Lawrow bestätigt Kontakt Malis zu russischer Militärfirma

Der russische Außenminister Sergej Lawrow hat eine Kontaktaufnahme der Behörden im westafrikanischen Mali zu einem privaten russischen Militärunternehmen bestätigt. "Sie haben sich an eine private Militärfirma aus Russland gewandt", sagte Lawrow in New York. In Frankreich und anderen westlichen Ländern hatten zuletzt Berichte über einen möglichen Einsatz von Truppen der russischen Söldnerfirma Wagner in Mali große Besorgnis ausgelöst.

Es mehrten sich Stimmen, in einem solchen Fall zu prüfen, ob man sich nicht mit seinen Truppen aus Mali zurückzieht. Zur Erläuterung sagte Lawrow der Agentur Interfax zufolge am Samstag bei einer Pressekonferenz am Rande der UNO-Vollversammlung: "So, wie ich das verstehe, im Zusammenhang damit, dass Frankreich sein militärisches Kontingent erheblich kürzen möchte, das sich dort aufhielt und (...) Terroristen bekämpfen sollte." Den Namen Wagner nannte Lawrow nicht.
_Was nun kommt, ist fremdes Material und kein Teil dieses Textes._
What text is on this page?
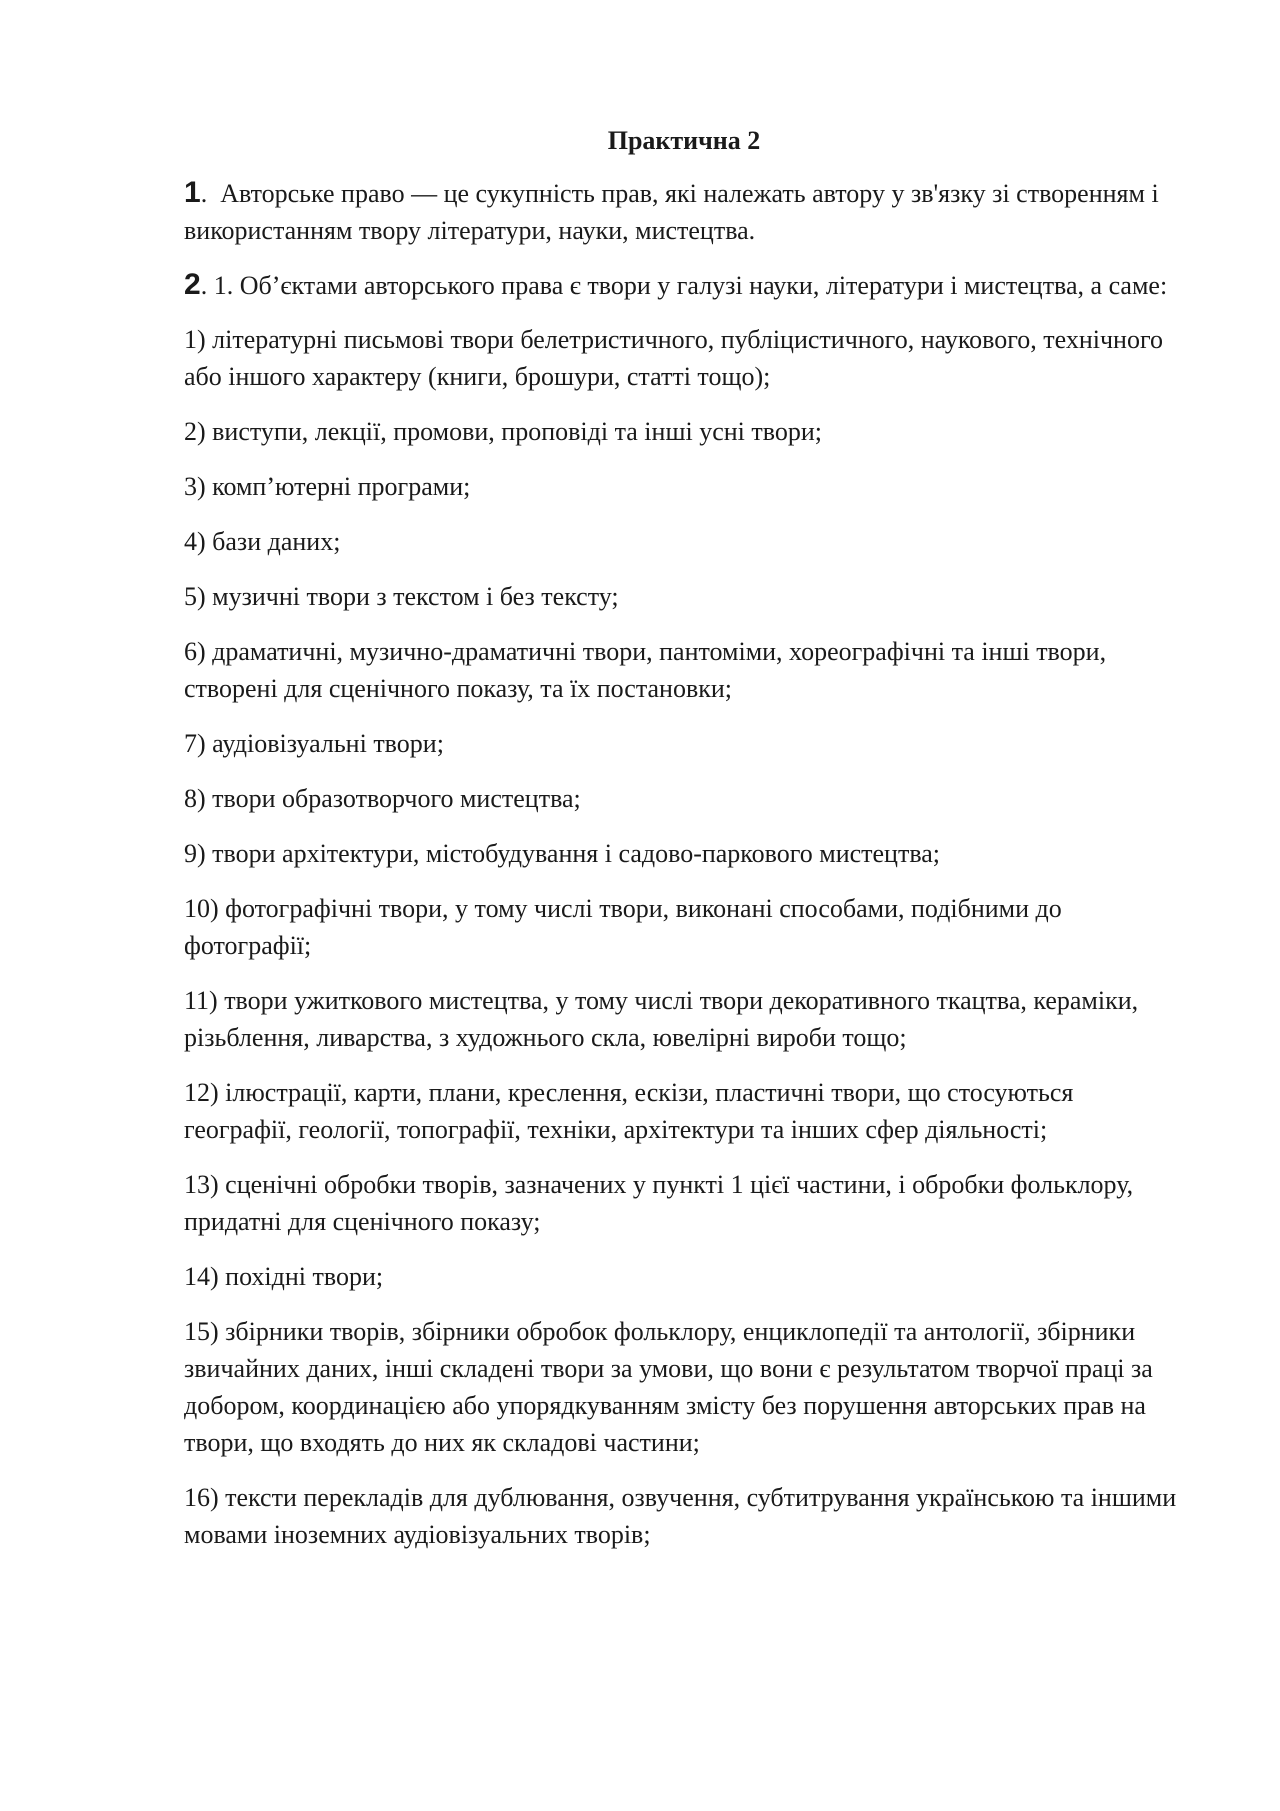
Практична 2

1.  Авторське право — це сукупність прав, які належать автору у зв'язку зі створенням і використанням твору літератури, науки, мистецтва.

2. 1. Об’єктами авторського права є твори у галузі науки, літератури і мистецтва, а саме:

1) літературні письмові твори белетристичного, публіцистичного, наукового, технічного або іншого характеру (книги, брошури, статті тощо);

2) виступи, лекції, промови, проповіді та інші усні твори;

3) комп’ютерні програми;

4) бази даних;

5) музичні твори з текстом і без тексту;

6) драматичні, музично-драматичні твори, пантоміми, хореографічні та інші твори, створені для сценічного показу, та їх постановки;

7) аудіовізуальні твори;

8) твори образотворчого мистецтва;

9) твори архітектури, містобудування і садово-паркового мистецтва;

10) фотографічні твори, у тому числі твори, виконані способами, подібними до фотографії;

11) твори ужиткового мистецтва, у тому числі твори декоративного ткацтва, кераміки, різьблення, ливарства, з художнього скла, ювелірні вироби тощо;

12) ілюстрації, карти, плани, креслення, ескізи, пластичні твори, що стосуються географії, геології, топографії, техніки, архітектури та інших сфер діяльності;

13) сценічні обробки творів, зазначених у пункті 1 цієї частини, і обробки фольклору, придатні для сценічного показу;

14) похідні твори;

15) збірники творів, збірники обробок фольклору, енциклопедії та антології, збірники звичайних даних, інші складені твори за умови, що вони є результатом творчої праці за добором, координацією або упорядкуванням змісту без порушення авторських прав на твори, що входять до них як складові частини;

16) тексти перекладів для дублювання, озвучення, субтитрування українською та іншими мовами іноземних аудіовізуальних творів;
Er betonte lediglich, dass Moskau mit Malis Kontakt zu der privaten Militärfirma nichts zu tun habe.

Die malische Regierung hatte vor rund einer Woche erklärt, dass es sich bei den angeblichen Plänen, die russische Söldnerfirma Wagner anzuheuern, lediglich um Gerüchte handle. Nach Informationen aus der Hauptstadt Bamako soll es der durch einen Putsch an die Macht gekommenen Führung vor allem um den eigenen Personenschutz gehen.

Die ehemalige Kolonialmacht Frankreich ist in Mali mit besonders vielen Soldaten präsent. Es setzt sich für eine Stabilisierung der Sahel-Region ein. Auch das Bundesheer ist an zwei internationalen Einsätzen in Mali beteiligt - an der EU-Ausbildungsmission EUTM und an der UNO-Mission MINUSMA. EUTM hat nach eigenen Angaben 15.000 malische Soldaten geschult. Der Erfolg gilt als mäßig, teils fehlt es in Mali schon an der Buchführung, wo Soldaten, Sold und Waffen abgeblieben sind.
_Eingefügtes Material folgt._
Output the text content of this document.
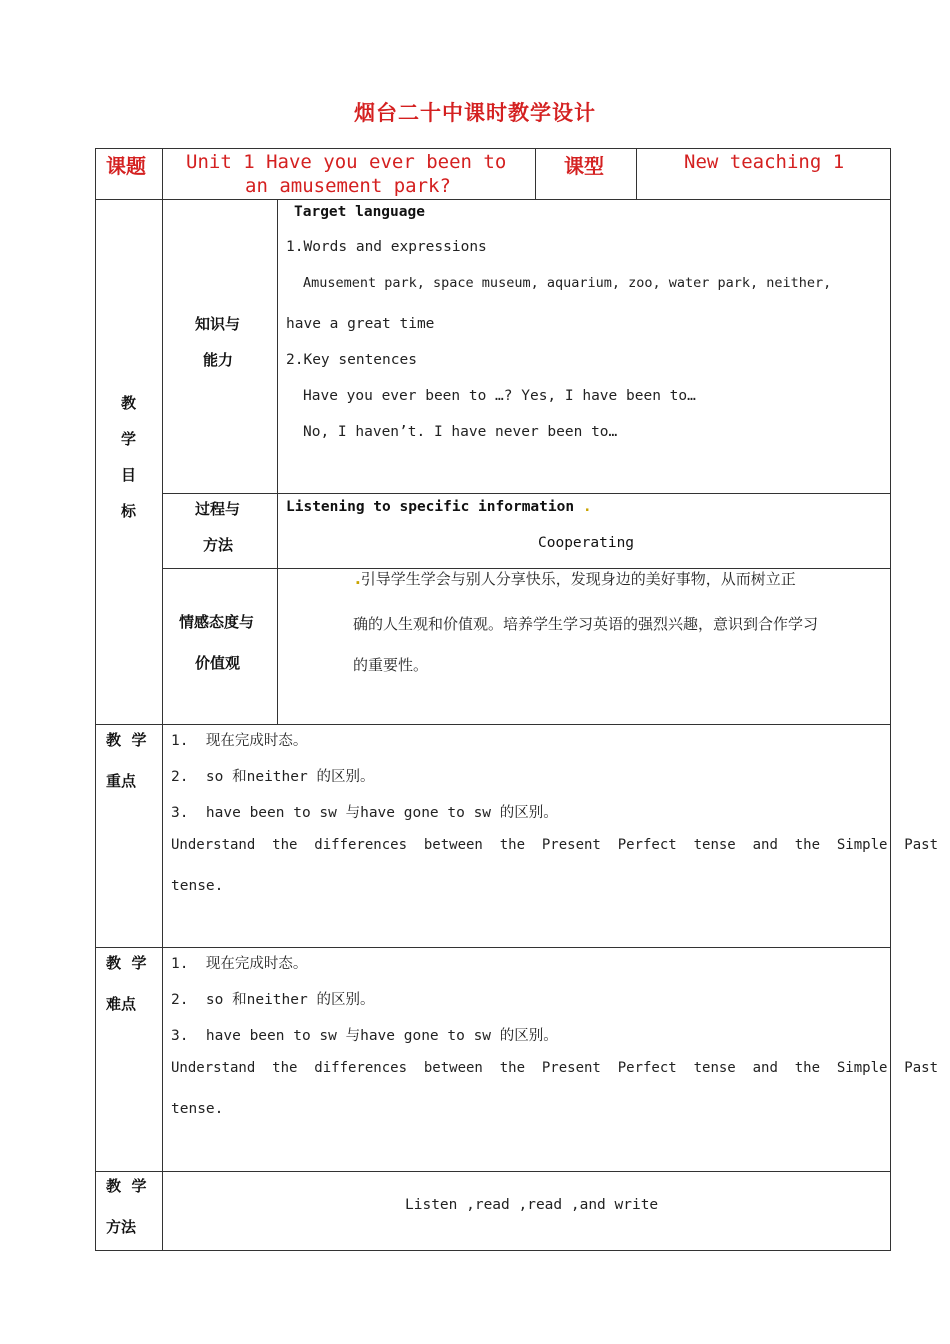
烟台二十中课时教学设计
课题 Unit 1 Have you ever been to
an amusement park?
课型	New teaching 1
教
学
目
标
知识与
能力
Target language
1.Words and expressions
Amusement park, space museum, aquarium, zoo, water park, neither,
have a great time
2.Key sentences
Have you ever been to …? Yes, I have been to…
No, I haven’t. I have never been to…
过程与
方法
Listening to specific information .
Cooperating
情感态度与
价值观
.引导学生学会与别人分享快乐，发现身边的美好事物，从而树立正
确的人生观和价值观。培养学生学习英语的强烈兴趣，意识到合作学习
的重要性。
教  学
重点
1.  现在完成时态。
2.  so 和neither 的区别。
3.  have been to sw 与have gone to sw 的区别。
Understand  the  differences  between  the  Present  Perfect  tense  and  the  Simple  Past
tense.
教  学
难点
1.  现在完成时态。
2.  so 和neither 的区别。
3.  have been to sw 与have gone to sw 的区别。
Understand  the  differences  between  the  Present  Perfect  tense  and  the  Simple  Past
tense.
教  学
方法
Listen ,read ,read ,and write
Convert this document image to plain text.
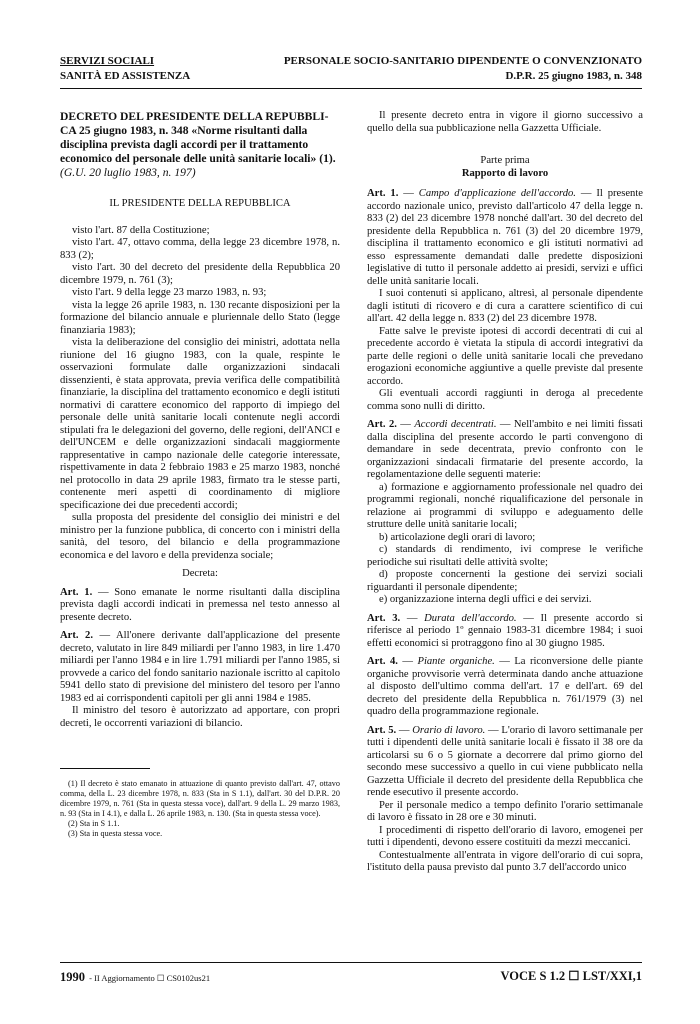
SERVIZI SOCIALI
SANITÀ ED ASSISTENZA
PERSONALE SOCIO-SANITARIO DIPENDENTE O CONVENZIONATO
D.P.R. 25 giugno 1983, n. 348

DECRETO DEL PRESIDENTE DELLA REPUBBLI-CA 25 giugno 1983, n. 348 «Norme risultanti dalla disciplina prevista dagli accordi per il trattamento economico del personale delle unità sanitarie locali» (1).

(G.U. 20 luglio 1983, n. 197)

IL PRESIDENTE DELLA REPUBBLICA

visto l'art. 87 della Costituzione;

visto l'art. 47, ottavo comma, della legge 23 dicembre 1978, n. 833 (2);

visto l'art. 30 del decreto del presidente della Repubblica 20 dicembre 1979, n. 761 (3);

visto l'art. 9 della legge 23 marzo 1983, n. 93;

vista la legge 26 aprile 1983, n. 130 recante disposizioni per la formazione del bilancio annuale e pluriennale dello Stato (legge finanziaria 1983);

vista la deliberazione del consiglio dei ministri, adottata nella riunione del 16 giugno 1983, con la quale, respinte le osservazioni formulate dalle organizzazioni sindacali dissenzienti, è stata approvata, previa verifica delle compatibilità finanziarie, la disciplina del trattamento economico e degli istituti normativi di carattere economico del rapporto di impiego del personale delle unità sanitarie locali contenute negli accordi stipulati fra le delegazioni del governo, delle regioni, dell'ANCI e dell'UNCEM e delle organizzazioni sindacali maggiormente rappresentative in campo nazionale delle categorie interessate, rispettivamente in data 2 febbraio 1983 e 25 marzo 1983, nonché nel protocollo in data 29 aprile 1983, firmato tra le stesse parti, contenente meri aspetti di coordinamento di migliore specificazione dei due precedenti accordi;

sulla proposta del presidente del consiglio dei ministri e del ministro per la funzione pubblica, di concerto con i ministri della sanità, del tesoro, del bilancio e della programmazione economica e del lavoro e della previdenza sociale;

Decreta:

Art. 1. — Sono emanate le norme risultanti dalla disciplina prevista dagli accordi indicati in premessa nel testo annesso al presente decreto.

Art. 2. — All'onere derivante dall'applicazione del presente decreto, valutato in lire 849 miliardi per l'anno 1983, in lire 1.470 miliardi per l'anno 1984 e in lire 1.791 miliardi per l'anno 1985, si provvede a carico del fondo sanitario nazionale iscritto al capitolo 5941 dello stato di previsione del ministero del tesoro per l'anno 1983 ed ai corrispondenti capitoli per gli anni 1984 e 1985.

Il ministro del tesoro è autorizzato ad apportare, con propri decreti, le occorrenti variazioni di bilancio.

(1) Il decreto è stato emanato in attuazione di quanto previsto dall'art. 47, ottavo comma, della L. 23 dicembre 1978, n. 833 (Sta in S 1.1), dall'art. 30 del D.P.R. 20 dicembre 1979, n. 761 (Sta in questa stessa voce), dall'art. 9 della L. 29 marzo 1983, n. 93 (Sta in I 4.1), e dalla L. 26 aprile 1983, n. 130. (Sta in questa stessa voce).

(2) Sta in S 1.1.

(3) Sta in questa stessa voce.

Il presente decreto entra in vigore il giorno successivo a quello della sua pubblicazione nella Gazzetta Ufficiale.

Parte prima

Rapporto di lavoro

Art. 1. — Campo d'applicazione dell'accordo. — Il presente accordo nazionale unico, previsto dall'articolo 47 della legge n. 833 (2) del 23 dicembre 1978 nonché dall'art. 30 del decreto del presidente della Repubblica n. 761 (3) del 20 dicembre 1979, disciplina il trattamento economico e gli istituti normativi ad esso espressamente demandati dalle predette disposizioni legislative di tutto il personale addetto ai presidi, servizi e uffici delle unità sanitarie locali.

I suoi contenuti si applicano, altresì, al personale dipendente dagli istituti di ricovero e di cura a carattere scientifico di cui all'art. 42 della legge n. 833 (2) del 23 dicembre 1978.

Fatte salve le previste ipotesi di accordi decentrati di cui al precedente accordo è vietata la stipula di accordi integrativi da parte delle regioni o delle unità sanitarie locali che prevedano erogazioni economiche aggiuntive a quelle previste dal presente accordo.

Gli eventuali accordi raggiunti in deroga al precedente comma sono nulli di diritto.

Art. 2. — Accordi decentrati. — Nell'ambito e nei limiti fissati dalla disciplina del presente accordo le parti convengono di demandare in sede decentrata, previo confronto con le organizzazioni sindacali firmatarie del presente accordo, la regolamentazione delle seguenti materie:

a) formazione e aggiornamento professionale nel quadro dei programmi regionali, nonché riqualificazione del personale in relazione ai programmi di sviluppo e adeguamento delle strutture delle unità sanitarie locali;

b) articolazione degli orari di lavoro;

c) standards di rendimento, ivi comprese le verifiche periodiche sui risultati delle attività svolte;

d) proposte concernenti la gestione dei servizi sociali riguardanti il personale dipendente;

e) organizzazione interna degli uffici e dei servizi.

Art. 3. — Durata dell'accordo. — Il presente accordo si riferisce al periodo 1º gennaio 1983-31 dicembre 1984; i suoi effetti economici si protraggono fino al 30 giugno 1985.

Art. 4. — Piante organiche. — La riconversione delle piante organiche provvisorie verrà determinata dando anche attuazione al disposto dell'ultimo comma dell'art. 17 e dell'art. 69 del decreto del presidente della Repubblica n. 761/1979 (3) nel quadro della programmazione regionale.

Art. 5. — Orario di lavoro. — L'orario di lavoro settimanale per tutti i dipendenti delle unità sanitarie locali è fissato il 38 ore da articolarsi su 6 o 5 giornate a decorrere dal primo giorno del secondo mese successivo a quello in cui viene pubblicato nella Gazzetta Ufficiale il decreto del presidente della Repubblica che rende esecutivo il presente accordo.

Per il personale medico a tempo definito l'orario settimanale di lavoro è fissato in 28 ore e 30 minuti.

I procedimenti di rispetto dell'orario di lavoro, emogenei per tutti i dipendenti, devono essere costituiti da mezzi meccanici.

Contestualmente all'entrata in vigore dell'orario di cui sopra, l'istituto della pausa previsto dal punto 3.7 dell'accordo unico

1990 - II Aggiornamento ☐ CS0102us21	VOCE S 1.2 ☐ LST/XXI,1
Die Verteidigungsminister von 13 europäischen Ländern hatten erst am Freitag einen möglichen Einsatz der russischen Söldnertruppe Wagner in Mali als "inakzeptabel" zurückgewiesen. "Wir werden es nicht hinnehmen, dass die Wagner-Gruppe im malischen Theater auftritt", sagte der schwedische Verteidigungsminister Peter Hultqvist bei einem Treffen der Europäischen Interventionsinitiative (EI2) am Freitag in Stockholm. Österreich gehört der Initiative nicht an.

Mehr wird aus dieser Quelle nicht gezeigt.